Los organoides renales derivados de PSC imitan la nefrogénesis^3,4,5. También se pueden establecer a partir de células comprometidas derivadas del paciente mediante desdiferenciación forzada (pluripotencia inducida o iPSC). Las iPSC se pueden diferenciar posteriormente en los diferentes tipos de células de la nefrona, la unidad funcional del riñón, mediante la exposición oportuna a cócteles de factores de crecimiento específicos. Si bien se crea un mini-órgano bastante completo en un plato, su establecimiento sigue consumiendo mucho tiempo, y debido al protocolo de reprogramación, las iPSC pueden ser susceptibles a la inestabilidad genética no deseada⁶. Además, los organoides iPSC no son capaces de madurar completamente en células renales adultas, revelando un perfil de transcriptoma que se asemeja al riñón fetal en una etapa temprana de desarrollo⁷.
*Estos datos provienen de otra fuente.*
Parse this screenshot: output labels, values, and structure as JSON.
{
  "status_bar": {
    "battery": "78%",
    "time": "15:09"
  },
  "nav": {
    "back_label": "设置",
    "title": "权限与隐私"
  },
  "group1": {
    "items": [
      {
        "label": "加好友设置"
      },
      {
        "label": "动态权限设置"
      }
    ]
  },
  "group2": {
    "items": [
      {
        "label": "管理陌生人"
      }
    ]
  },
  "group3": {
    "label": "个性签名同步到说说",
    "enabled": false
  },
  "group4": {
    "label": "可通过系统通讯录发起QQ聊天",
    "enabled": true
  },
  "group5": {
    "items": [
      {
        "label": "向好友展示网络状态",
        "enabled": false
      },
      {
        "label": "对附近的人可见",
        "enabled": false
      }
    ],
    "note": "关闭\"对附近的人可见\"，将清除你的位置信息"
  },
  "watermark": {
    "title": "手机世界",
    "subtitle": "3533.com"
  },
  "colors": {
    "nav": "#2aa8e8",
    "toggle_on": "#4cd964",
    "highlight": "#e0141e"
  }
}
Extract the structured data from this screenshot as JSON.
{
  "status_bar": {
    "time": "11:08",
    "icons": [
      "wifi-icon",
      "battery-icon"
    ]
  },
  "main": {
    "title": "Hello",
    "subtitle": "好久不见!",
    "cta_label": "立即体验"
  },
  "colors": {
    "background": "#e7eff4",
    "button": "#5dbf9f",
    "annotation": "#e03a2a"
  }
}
Se ha demostrado que los tubuloides renales humanos derivados de ASC recapitulan la renovación del epitelio renal adulto. Representan principalmente el túbulo proximal, el asa de Henle, los túbulos distales y el conducto colector, como lo confirma la expresión de diferentes proteínas transportadoras^8,9,10. El protocolo de cultivo tubuloide permite la rápida expansión del tejido renal derivado del paciente, al tiempo que conserva un genoma estable. Las aplicaciones de investigación incluyen el estudio de la fisiología renal normal, la nefrotoxicidad, las pruebas de drogas, así como el modelado de enfermedades^8,10,11,12. Una limitación potencial del establecimiento de cultivos de organoides derivados de pacientes, incluidos los tubuloides, es la disponibilidad de tejido fresco. Sin embargo, varios informes han demostrado que la orina puede servir como fuente de células epiteliales renales, proporcionando así una estrategia mucho más simple y menos invasiva para obtener material de paciente para cultivos tubuloides^8,13,14. De hecho, recientemente se ha demostrado que los tubuloides se pueden cultivar a partir de la orina⁸. Este artículo describe el establecimiento y mantenimiento de cultivos tubuloides a partir de tejido renal y orina.

Protocol

NOTA: Los experimentos descritos aquí fueron aprobados por el comité de ética médica del Centro Médico Erasmus (Rotterdam, Países Bajos) y el Centro Princesa Máxima de Oncología Pediátrica (Utrecht, Países Bajos).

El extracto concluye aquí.